Have you ever watched a movie from your past and come back with a completely different conclusion than before?
Well, that just happened to me after a viewing of Love Actually on Netflix. I first watched this in the theater while I was in college and LOVED it! What a true depiction of “love”. It was different, it was funny, it was unique. So basically, it was a movie made for me. I remember raving about the film with a friend, and we gushed and gushed over the various plot lines.
A few days ago? Not so much. It was a ridiculous pile of sh*t. Not even a little bit of an exaggeration there. It tried too hard, it made no sense, and it wasn’t sentimentally tugging at my heartstrings whatsoever. It was just plain dumb. Was I on drugs in college? I don’t remember taking drugs … does that mean I did?
It starts off with a voiceover from one of the too many famous actors in the film, Hugh Grant. People are congregating at Heathrow Airport, while Grant talks of what real love stories are. So you get the impression that you are going to hear about real love stories. Prepare to get really disappointed.
• The first story is about an aging rock and roll star Billy Mack. He goes from zero to amazing in five weeks flat, restarting his career. In ways that would make Miley Cyrus jealous, he uses shock and awe to show the world that he’s still a viable celebrity by making fun of himself. Not by writing new songs or becoming relevant (so I guess that is true to celebrities now?). At the end, he tells his manager Joe that he is the love of his life. It never clarifies if the love is platonic or if Mack just came out of the closet, so the audience is just left befuddled.
• Next, we come to Keira Knightley’s character getting married to a man named Peter. The groom’s best friend Mark might be in love with Peter? It seems that way. But then we find out that the pissed-off veneer that Mark has is really to disguise his love for Knightley’s character. What? Yeah, I understand friends falling for other friends and having to hide it, but usually it happens in a shy, standoffish way. Not by being a total jerk. Well, unless you are a 12-year-old boy. In the end, he’s still in love with her, and the film depicts the three of them just joyfully hanging out together like they are in a threesome or just accepting the situation. So confusing.
• Colin Firth’s character’s wife sleeps with his brother. Oh, well. No mention of either character after that! Because five weeks later he proposes to his Portuguese maid, someone he has not been able to communicate with. Attraction = perfect couple. Not.

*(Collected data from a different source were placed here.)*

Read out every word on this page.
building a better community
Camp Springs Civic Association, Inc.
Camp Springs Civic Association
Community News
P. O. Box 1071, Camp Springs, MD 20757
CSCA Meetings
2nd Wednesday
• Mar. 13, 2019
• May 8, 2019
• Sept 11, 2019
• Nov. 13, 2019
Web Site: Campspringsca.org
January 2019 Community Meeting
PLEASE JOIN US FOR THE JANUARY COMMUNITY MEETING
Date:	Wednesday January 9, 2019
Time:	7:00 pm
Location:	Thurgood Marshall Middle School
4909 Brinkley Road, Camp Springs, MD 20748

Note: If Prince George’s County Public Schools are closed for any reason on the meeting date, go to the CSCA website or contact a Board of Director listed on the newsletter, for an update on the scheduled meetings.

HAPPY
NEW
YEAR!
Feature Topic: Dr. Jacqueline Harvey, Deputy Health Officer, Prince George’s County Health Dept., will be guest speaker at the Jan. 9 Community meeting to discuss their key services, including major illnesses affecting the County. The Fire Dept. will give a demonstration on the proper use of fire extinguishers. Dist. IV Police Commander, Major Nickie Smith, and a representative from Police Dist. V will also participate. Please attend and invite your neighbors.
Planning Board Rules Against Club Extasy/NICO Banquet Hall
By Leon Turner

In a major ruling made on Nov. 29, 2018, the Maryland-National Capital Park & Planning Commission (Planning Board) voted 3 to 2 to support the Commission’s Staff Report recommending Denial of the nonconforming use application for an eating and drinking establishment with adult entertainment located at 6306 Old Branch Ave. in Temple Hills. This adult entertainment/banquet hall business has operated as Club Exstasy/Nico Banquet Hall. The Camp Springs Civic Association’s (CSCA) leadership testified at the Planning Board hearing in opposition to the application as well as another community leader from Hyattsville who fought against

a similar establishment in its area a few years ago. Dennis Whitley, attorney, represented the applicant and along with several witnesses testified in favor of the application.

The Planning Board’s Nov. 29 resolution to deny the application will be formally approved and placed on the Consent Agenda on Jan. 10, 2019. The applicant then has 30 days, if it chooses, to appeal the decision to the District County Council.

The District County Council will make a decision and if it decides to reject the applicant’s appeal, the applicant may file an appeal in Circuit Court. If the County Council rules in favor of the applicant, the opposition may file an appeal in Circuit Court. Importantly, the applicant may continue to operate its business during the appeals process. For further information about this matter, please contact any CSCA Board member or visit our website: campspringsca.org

• Snape, er, I mean Alan Rickman, plays Harry (was this name intentional?), a director of a design agency. His secretary is IN LOVE with him. She does this by spreading her legs, wearing devil horns, blatantly propositioning him – we get it, you like Harry. Unfortunately, he is married to Karen, played by über famous person Emma Thompson. She is just too, too busy of a mom to notice her husband buying jewelry for his maybe girlfriend/secretary. (The movie forgets to show us if he actually physically cheated on his wife or just likes buying gifts.) The only bright side of the movie is when Mr. Bean makes an appearance as the jewelry store’s salesman. BT-Dubs, Alan Rickman, please speak up. You mumble too much. For all that I know, you just cast a spell on Harry Potter or were just covering up for forgetting your lines to this awful movie. If I were in the situation: samesies! The wife eventually figures it out, but besides looking a bit perturbed, she seems just “what can you do?” at the end. Because really, what can she do? I guess Emma Thompson will just have to make some more banana bread!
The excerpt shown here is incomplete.